Zoiets belangrijks  als een trouwjapon uitzoeken …Zij,ons bruidje in spe, vraagt me of ik mee wil.Ik voel me zelfs vereerd met deze uitnodiging. Natuurlijk wil ik mee,graag zelfs!We gaan er een gezellig dagje  Utrecht van maken. Als er nog tijd ‘’over’’blijft om samen wat te eten,te drinken ,maar vooral wat terug EN vooruit te blikken zou dat helemaal  een speciaal tintje aan deze escapade  geven.Ze zal wel heel wat willen zien en passen voordat ze beslist;zo is onze dochter wel.’’  Dat wordt wachten  voor me,denk ik ‘’.Maar gelijk heeft ze ..    18 mei wordt  HAAR grote dag. Over twee en een halve maand, mam, glundert ze me toe als we elkaar op het perron daar treffen.Innig gearmd wandelen we de stad in .We trotseren de geurige koffieluchten links en rechts van ons en duiken meteen  de uitnodigende zaak van ‘’Laura Ashly’’in. Zij ,de bruid,houdt van die stijl.
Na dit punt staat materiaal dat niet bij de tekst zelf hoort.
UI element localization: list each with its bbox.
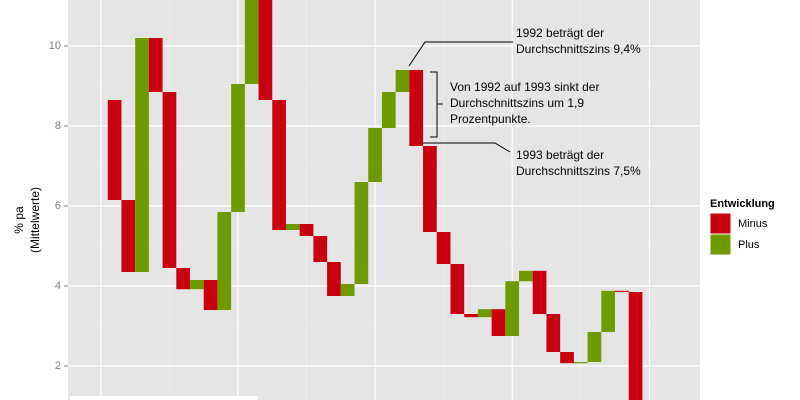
bar [368, 128, 382, 182]
bar [244, 0, 259, 84]
bar [491, 309, 506, 336]
bar [436, 232, 451, 264]
overlay [70, 396, 258, 400]
bar [423, 146, 437, 232]
bar [560, 352, 574, 364]
bar [450, 264, 465, 314]
y-tick-label: 4 [55, 280, 61, 292]
bar [615, 290, 629, 292]
bar [258, 0, 273, 100]
legend-key [709, 212, 732, 235]
bar [340, 284, 355, 296]
bar [354, 182, 369, 284]
annotation: Durchschnittszins um 1,9 [450, 96, 584, 110]
bar [395, 70, 410, 92]
y-tick-label: 8 [55, 120, 61, 132]
bar [505, 281, 520, 336]
legend-label: Plus [738, 239, 760, 251]
annotation-lines [408, 41, 513, 153]
annotation: Von 1992 auf 1993 sinkt der [450, 80, 599, 94]
bar [148, 38, 163, 92]
annotation: 1992 beträgt der [516, 26, 604, 40]
bar [135, 38, 149, 272]
bar [327, 262, 341, 296]
annotation-line [408, 41, 513, 67]
legend-key [709, 233, 732, 256]
bar [285, 224, 300, 230]
annotation: Durchschnittszins 9,4% [516, 42, 641, 56]
bar [176, 268, 191, 290]
annotation: Prozentpunkte. [450, 112, 531, 126]
bar [162, 92, 177, 268]
y-tick-label: 6 [55, 200, 61, 212]
bar [532, 270, 547, 314]
bar [587, 332, 602, 362]
bar [203, 280, 218, 310]
bar [519, 270, 533, 282]
bar [217, 212, 232, 310]
bar [121, 200, 136, 272]
y-tick-label: 2 [55, 360, 61, 372]
bar [573, 362, 588, 364]
bar [107, 100, 122, 200]
bar [546, 314, 561, 352]
annotation-line [423, 142, 511, 153]
bar [409, 70, 424, 146]
bar [601, 290, 616, 332]
bar [190, 280, 204, 290]
bar [272, 100, 286, 230]
legend-label: Minus [738, 218, 768, 230]
legend-title: Entwicklung [710, 198, 775, 210]
annotation: 1993 beträgt der [516, 148, 604, 162]
bar [299, 224, 314, 236]
bar [381, 92, 396, 128]
y-axis-title: (Mittelwerte) [28, 187, 42, 253]
bar [464, 314, 478, 318]
y-tick-label: 10 [49, 40, 61, 52]
annotation: Durchschnittszins 7,5% [516, 164, 641, 178]
bar [477, 309, 492, 318]
bar [313, 236, 328, 262]
y-axis-title: % pa [12, 206, 26, 234]
bars [107, 0, 643, 400]
bar [231, 84, 245, 212]
bar [628, 292, 643, 400]
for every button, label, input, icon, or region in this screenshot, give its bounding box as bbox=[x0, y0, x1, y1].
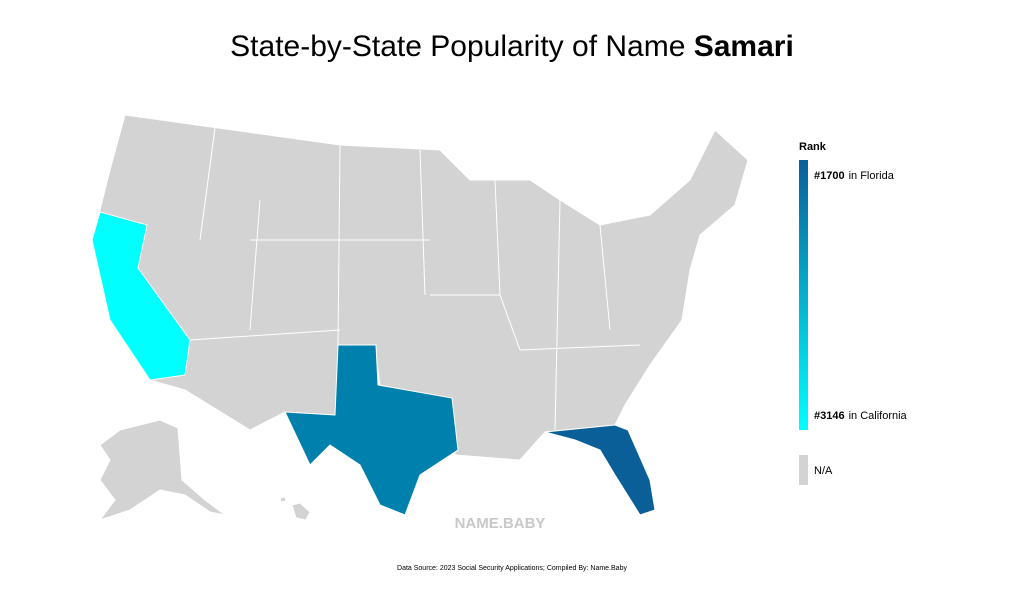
hawaii bbox=[279, 496, 311, 521]
legend-gradient bbox=[799, 160, 808, 430]
legend-title: Rank bbox=[799, 141, 827, 153]
legend-na-swatch bbox=[799, 455, 808, 485]
watermark: NAME.BABY bbox=[455, 515, 546, 532]
legend-bottom-rank: #3146 bbox=[814, 410, 845, 422]
florida bbox=[544, 424, 656, 516]
title-name: Samari bbox=[693, 30, 794, 63]
title-prefix: State-by-State Popularity of Name bbox=[230, 30, 694, 63]
alaska bbox=[98, 419, 226, 521]
state-borders bbox=[189, 127, 641, 431]
legend-top-label: #1700 in Florida bbox=[814, 170, 895, 182]
california bbox=[91, 211, 191, 381]
legend-top-state: in Florida bbox=[849, 170, 895, 182]
legend-bottom-state: in California bbox=[849, 410, 908, 422]
legend-na-label: N/A bbox=[814, 465, 833, 477]
legend-top-rank: #1700 bbox=[814, 170, 845, 182]
title: State-by-State Popularity of Name Samari bbox=[0, 30, 1024, 64]
source: Data Source: 2023 Social Security Applic… bbox=[397, 565, 627, 572]
texas bbox=[284, 344, 459, 516]
legend-bottom-label: #3146 in California bbox=[814, 410, 908, 422]
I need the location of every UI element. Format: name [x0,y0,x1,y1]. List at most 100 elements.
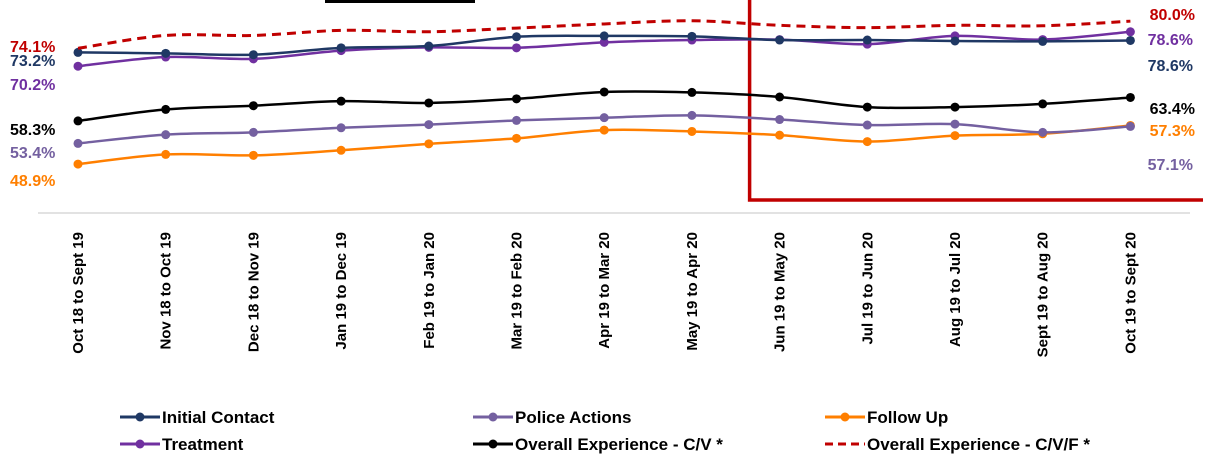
data-point-follow-up-1 [161,149,171,159]
legend-item-follow-up: Follow Up [825,408,948,427]
x-tick-label: Oct 19 to Sept 20 [1122,232,1139,354]
data-point-follow-up-7 [687,126,697,136]
x-tick-label: Jul 19 to Jun 20 [859,232,876,345]
x-tick-label: Oct 18 to Sept 19 [70,232,87,354]
start-label-follow-up: 48.9% [10,173,55,190]
legend-item-police-actions: Police Actions [473,408,632,427]
data-point-initial-contact-9 [862,35,872,45]
data-point-overall-experience-c-v-6 [599,87,609,97]
series-overall-experience-c-v-f [77,19,1131,50]
data-point-initial-contact-11 [1038,36,1048,46]
data-point-overall-experience-c-v-11 [1038,99,1048,109]
data-point-overall-experience-c-v-5 [512,94,521,104]
series-line-overall-experience-c-v-f [77,19,1131,50]
data-point-police-actions-7 [687,110,697,120]
data-point-overall-experience-c-v-4 [424,98,434,108]
x-tick-label: May 19 to Apr 20 [684,232,701,351]
data-point-follow-up-3 [336,145,346,155]
data-point-initial-contact-8 [775,35,785,45]
cropped-title-fragment [325,0,475,3]
x-tick-label: Jun 19 to May 20 [772,232,789,352]
data-point-police-actions-0 [73,138,83,148]
series-initial-contact [73,31,1135,60]
data-point-police-actions-1 [161,130,171,140]
legend-label: Follow Up [867,408,948,427]
data-point-treatment-0 [73,61,83,71]
end-label-police-actions: 57.1% [1148,157,1193,174]
data-point-follow-up-10 [950,131,960,141]
data-point-overall-experience-c-v-3 [336,96,346,106]
legend: Initial Contact Police Actions Follow Up Tr… [120,408,1090,454]
x-tick-label: Apr 19 to Mar 20 [596,232,613,349]
data-point-police-actions-2 [248,127,258,137]
start-label-overall-experience-c-v-f: 74.1% [10,39,55,56]
legend-label: Initial Contact [162,408,275,427]
legend-marker [488,439,498,449]
end-label-treatment: 78.6% [1148,32,1193,49]
legend-label: Police Actions [515,408,632,427]
legend-marker [135,412,145,422]
data-point-overall-experience-c-v-7 [687,87,697,97]
data-point-treatment-6 [599,37,609,47]
data-point-police-actions-10 [950,119,960,129]
legend-item-overall-experience-c-v-f: Overall Experience - C/V/F * [825,435,1090,454]
data-point-police-actions-4 [424,120,434,130]
data-point-initial-contact-4 [424,41,434,51]
data-point-overall-experience-c-v-8 [775,92,785,102]
data-point-initial-contact-10 [950,36,960,46]
data-point-initial-contact-0 [73,47,83,57]
legend-item-treatment: Treatment [120,435,244,454]
start-label-initial-contact: 73.2% [10,53,55,70]
data-point-overall-experience-c-v-1 [161,104,171,114]
end-label-overall-experience-c-v-f: 80.0% [1150,7,1195,24]
x-tick-label: Sept 19 to Aug 20 [1035,232,1052,357]
x-tick-label: Feb 19 to Jan 20 [421,232,438,349]
data-point-police-actions-12 [1125,121,1135,131]
x-tick-label: Jan 19 to Dec 19 [333,232,350,350]
x-tick-labels: Oct 18 to Sept 19 Nov 18 to Oct 19 Dec 18 … [70,232,1139,357]
highlight-box [747,0,1203,202]
data-point-treatment-12 [1125,27,1135,37]
data-point-follow-up-4 [424,139,434,149]
data-point-follow-up-5 [512,133,521,143]
x-tick-label: Nov 18 to Oct 19 [158,232,175,350]
legend-label: Overall Experience - C/V/F * [867,435,1090,454]
data-point-police-actions-3 [336,123,346,133]
start-label-treatment: 70.2% [10,77,55,94]
series-overall-experience-c-v [73,87,1135,126]
label-layer: 74.1% 80.0% 73.2% 78.6% 70.2% 78.6% 58.3% 63.4%… [10,7,1195,190]
data-point-initial-contact-1 [161,48,171,58]
data-point-follow-up-0 [73,159,83,169]
data-point-initial-contact-3 [336,43,346,53]
data-point-treatment-5 [512,43,521,53]
legend-marker [840,412,850,422]
data-point-overall-experience-c-v-2 [248,101,258,111]
data-point-initial-contact-12 [1125,35,1135,45]
data-point-police-actions-9 [862,120,872,130]
x-tick-label: Aug 19 to Jul 20 [947,232,964,347]
data-point-overall-experience-c-v-10 [950,102,960,112]
data-point-overall-experience-c-v-9 [862,102,872,112]
data-point-initial-contact-7 [687,31,697,41]
end-label-follow-up: 57.3% [1150,123,1195,140]
data-point-overall-experience-c-v-0 [73,116,83,126]
legend-label: Treatment [162,435,244,454]
x-tick-label: Mar 19 to Feb 20 [509,232,526,350]
data-point-police-actions-5 [512,115,521,125]
data-point-initial-contact-5 [512,32,521,42]
data-point-police-actions-6 [599,113,609,123]
legend-item-initial-contact: Initial Contact [120,408,275,427]
legend-item-overall-experience-c-v: Overall Experience - C/V * [473,435,723,454]
end-label-overall-experience-c-v: 63.4% [1150,101,1195,118]
legend-marker [135,439,145,449]
data-point-initial-contact-2 [248,50,258,60]
data-point-follow-up-8 [775,130,785,140]
data-point-follow-up-2 [248,150,258,160]
end-label-initial-contact: 78.6% [1148,58,1193,75]
x-tick-label: Dec 18 to Nov 19 [245,232,262,352]
series-layer [73,19,1135,169]
legend-label: Overall Experience - C/V * [515,435,723,454]
series-follow-up [73,120,1135,169]
start-label-overall-experience-c-v: 58.3% [10,122,55,139]
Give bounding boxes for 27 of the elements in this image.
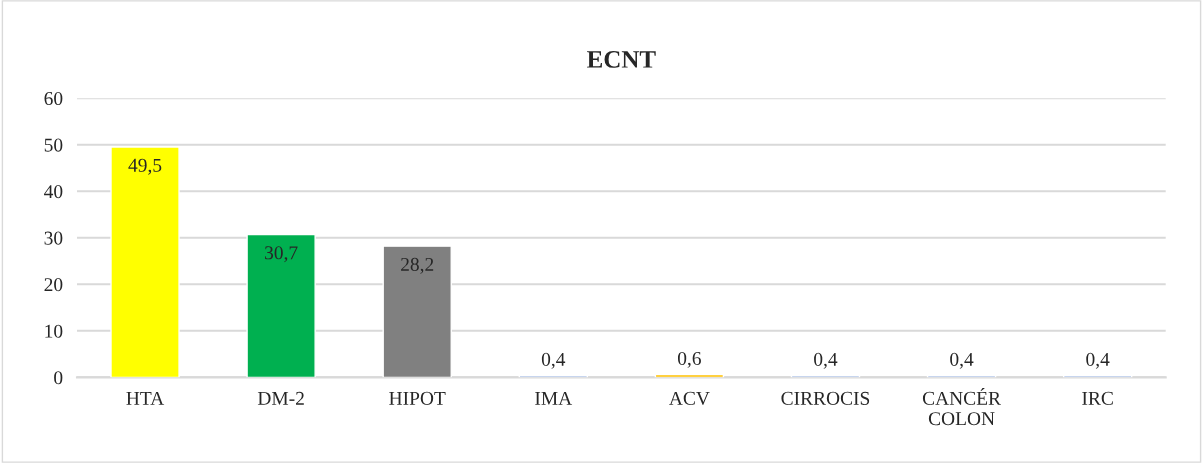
y-tick-label: 0 (54, 371, 63, 385)
y-tick-label: 40 (44, 185, 63, 199)
data-label: 0,4 (541, 352, 566, 369)
y-tick-label: 20 (44, 278, 63, 292)
data-label: 0,4 (1086, 352, 1110, 369)
x-tick-label: IMA (535, 391, 573, 405)
bar (382, 245, 452, 378)
data-label: 28,2 (401, 257, 434, 274)
data-label: 0,4 (814, 352, 838, 369)
chart-title: ECNT (587, 51, 656, 68)
y-tick-label: 50 (44, 138, 63, 152)
x-tick-label: HTA (126, 391, 165, 405)
x-tick-label: DM-2 (257, 391, 304, 405)
x-tick-label: CANCÉR COLON (922, 388, 1001, 426)
bar (110, 146, 180, 378)
y-tick-label: 10 (45, 324, 63, 338)
x-tick-label: CIRROCIS (781, 391, 870, 405)
y-tick-label: 60 (44, 91, 63, 106)
bar (246, 233, 316, 378)
x-tick-label: IRC (1082, 391, 1113, 405)
data-label: 49,5 (128, 158, 162, 175)
data-label: 0,6 (677, 351, 701, 368)
data-label: 0,4 (950, 352, 974, 369)
y-tick-label: 30 (44, 231, 63, 245)
x-tick-label: HIPOT (389, 391, 446, 405)
x-tick-label: ACV (669, 391, 710, 406)
data-label: 30,7 (265, 246, 298, 263)
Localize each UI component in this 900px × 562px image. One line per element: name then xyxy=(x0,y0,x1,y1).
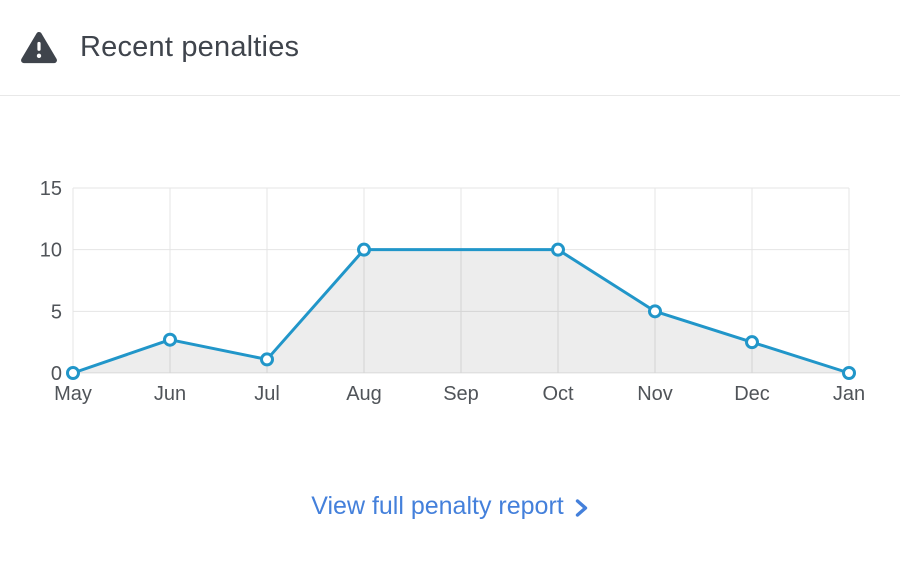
x-axis-tick-label: Jul xyxy=(254,383,280,405)
data-point-marker[interactable] xyxy=(551,242,565,257)
chart-container: 0 5 10 15 May Jun Jul Aug Sep Oct Nov Dec Jan xyxy=(0,150,900,430)
x-axis-tick-label: Dec xyxy=(734,383,770,405)
data-point-marker[interactable] xyxy=(745,335,759,350)
x-axis-tick-label: Aug xyxy=(346,383,382,405)
panel-footer: View full penalty report xyxy=(0,492,900,521)
y-axis-tick-label: 10 xyxy=(40,240,62,262)
y-axis-tick-label: 15 xyxy=(40,178,62,200)
data-point-marker[interactable] xyxy=(842,366,856,380)
y-axis-tick-label: 0 xyxy=(51,363,62,385)
x-axis-tick-label: Jun xyxy=(154,383,186,405)
data-line xyxy=(71,248,851,375)
x-axis-tick-label: Jan xyxy=(833,383,865,405)
view-report-link[interactable]: View full penalty report xyxy=(311,492,588,521)
data-point-marker[interactable] xyxy=(357,242,371,257)
panel-header: Recent penalties xyxy=(0,0,900,96)
warning-triangle-icon xyxy=(20,31,58,65)
view-report-link-label: View full penalty report xyxy=(311,492,564,520)
x-axis-tick-label: May xyxy=(54,383,92,405)
penalties-chart: 0 5 10 15 May Jun Jul Aug Sep Oct Nov Dec Jan xyxy=(40,178,865,405)
chevron-right-icon xyxy=(574,496,589,520)
data-point-marker[interactable] xyxy=(260,352,274,367)
data-point-marker[interactable] xyxy=(648,304,662,319)
area-fill xyxy=(73,249,849,373)
data-point-marker[interactable] xyxy=(66,366,80,380)
data-point-marker[interactable] xyxy=(163,332,177,347)
x-axis-tick-label: Nov xyxy=(637,383,673,405)
x-axis-tick-label: Sep xyxy=(443,383,479,405)
y-axis-tick-label: 5 xyxy=(51,301,62,323)
panel-title: Recent penalties xyxy=(80,31,300,63)
x-axis-tick-label: Oct xyxy=(542,383,574,405)
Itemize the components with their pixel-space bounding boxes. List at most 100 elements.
Zij zoekt  ,terwijl ik bescheiden op mijn krukje gezeten, met gepaste trots naar die mooie meid kijk .Al snel komt ze met enkele  uitverkoren gewaden naar me toe’’.DEZE ,mam,  deze vind ik de mooiste’’zegt ze’’dit zou m n eerste keus zijn’’  en houdt een klassieke trouwjurk van prachtig  mat-glanzend satijn in de hoogte.Eenvoudig van snit,juist daarom heel mooi.Echt iets voor haar.’’ Ik zal ze alle drie aandoen’’zegt ze’’maar ik denk dat ik het al weet’’.Weer wachten,maar het doel heiligt de middelen.Bovendien is het leuk om haar in de uitverkoren creaties te zien showen met die glunderende snoet.Wat staat die gebroken room-witte kleur mooi bij haar  bruine,gladde huid…Haar eerste keus gaat het worden.Ze heeft beslist en…zo snel al!Wel verbaasd maar ook blij dat het nu al ‘’gelukt’’ is,sta ik op van mijn observatie-post.Met een grote feestelijke doos waarin haar schat meegaat stevenen we op de koffie af in een bruine intens gezellige kroeg.We hebben elkaar heel wat te vertellen,te vragen ,de tijd vliegt om.Vroeg in de middag besluiten we nog Hoog-Catarijne in te duiken,alvorens zij naar haar geliefde en ik naar de mijne terugkeert.Opnieuw stranden we in een gezellig cafeetje,na daar wat gewinkeld te hebben.Het blijft niet bij een kopje koffie. Als we na een poosje op het station arriveren is het daar opvallend druk.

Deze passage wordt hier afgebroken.